コトバンク(https://kotobank.jp/word/%E7%89%A9%E8%AA%9E-142639)

 私としては、注目したいのは、⑧の「一貫した筋を持つ」というところです。いろいろな考えがありますが、私は、ひとつ前の雑記で書いたように、「積み重ねるほどに面白いものを読みやすく厳選した」お話を物語だと考えています。

 「積み重ねるほどに面白い」というのは、つまり世界観やキャラクタの掘り下げや伏線のことです。例えば、このキャラならこの場面では当然仲間を助けるよね、熱い!というシーンがあるとして、キャラへの理解度がないと楽しくないですよね。ここで序盤のあれが回収されるのか!という驚きは、関連する伏線が多いほど面白いです。その世界観ならではの物理法則が奇跡的な救出劇を彩るのも素晴らしい。

 ですが、ちょっと待ってください。それらの設定や伏線、作者様の頭の中にはすべて入っているでしょう。でもプレイヤーはその全容を知りません。
 例えが適切か分かりませんが、手書きの迷路を鳥瞰視点で眺めれば、誰だってゴールへの道筋は見えます。これが神(作者)の視点。一方、プレイヤーはその迷路を3次元の等身大にしたものの入口に立っているのです。どこが行き止まりか、どこで曲がるべきか、ゴールまでの距離は、今どこまで来たのか、何もわかりません。序盤で拾った伏線アイテムは、数多くのアイテムに埋もれて忘れてしまいます。

 「厳選したもの」というのは、つまり一本の道筋を作ることです。膨大な設定はあるでしょう。でも、物語を最高に楽しむというのは、必ずしもすべてを把握することではないはず。取捨選択した上での適切な情報を開示してくれる物語が大好きです。

 どうでしょうか。
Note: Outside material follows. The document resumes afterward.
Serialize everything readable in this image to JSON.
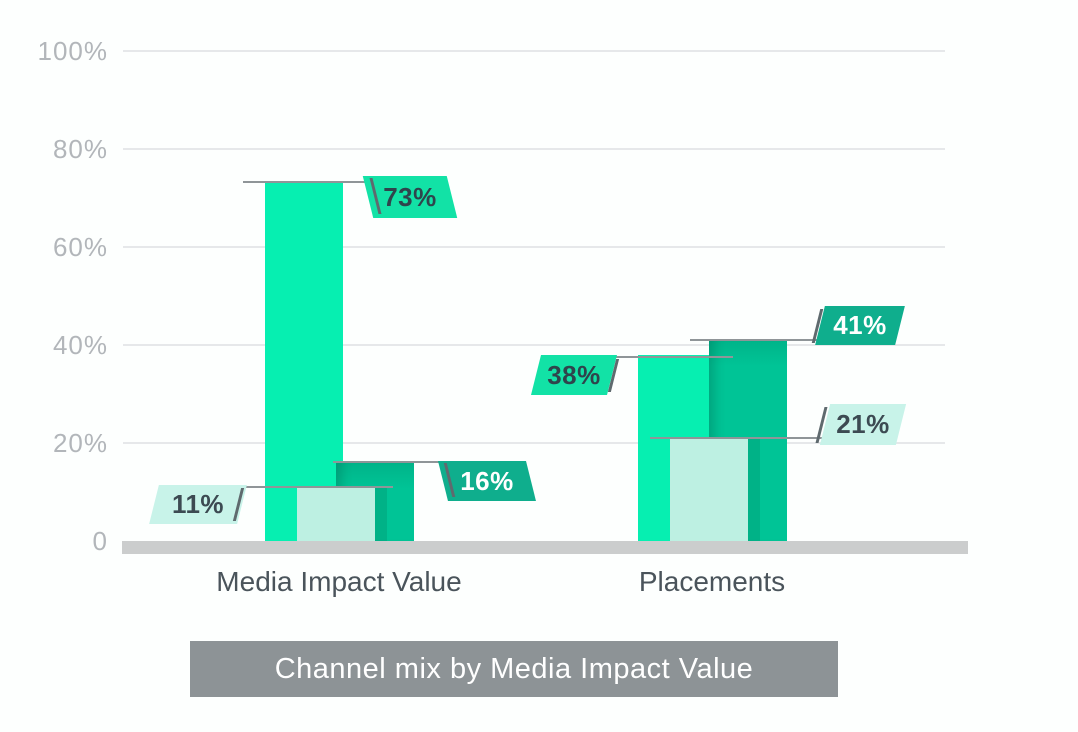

「それはゲームである必要はないのでは?」と思われた方はいないでしょうか? まったく同意見です。
 もちろん、一本道ノベルゲームというジャンルはシナリオ、グラフィック、サウンド等の総合芸術であることは疑いようもありません。ジャンル名にそう銘打って頂ければ100%楽しめます。

 でも、私がフリゲ沼に落ちたゲームはそれとは別ジャンル。「プレイヤー の能動的なはたらきかけ」が物語を彩るものを狂おしく求めているのです。
 極端な例ですが、最高のノベルゲームを教えて?とたずねて、ドラクエが出てきたらソレジャナイとなりますよね。どれほど優れていても。

 道筋はしっかり作って欲しいですが、そこに能動的な行動も求める。私はいつもわがままです。別に掌の上で踊らされてもいいんです。見かけだけの自由でも。それに気づかないくらい上手く誘導してくれれば。
 あからさまに左右に分かれ道があるとき、選択肢もなしに右を選ぶのではなく、左は罠の予感がするから右にしよう、とプレイヤーに選ばせる。
 ずっと一緒に冒険してきた。数々の困難を乗り越えてきた。だからここで裏切るなんてありえない。そんな場面で選択肢、ないしは、行動の自由を与えてくれる。

 その悩む時間や、己の選択が未来へ繋がった手ごたえ、キャラクタへの感情移入。ゲームだからロードすればいいとは私は少しも思っていません。その決断に重みがあるからこそ、空虚な体験ではなく、己の血肉になるし、心が動くのです。それら全てが、他の娯楽からは得難い素晴らしい体験だと思います。そして、そんな至高の物語たちに出会ってしまって以降、ずっとその背中を追い続けています。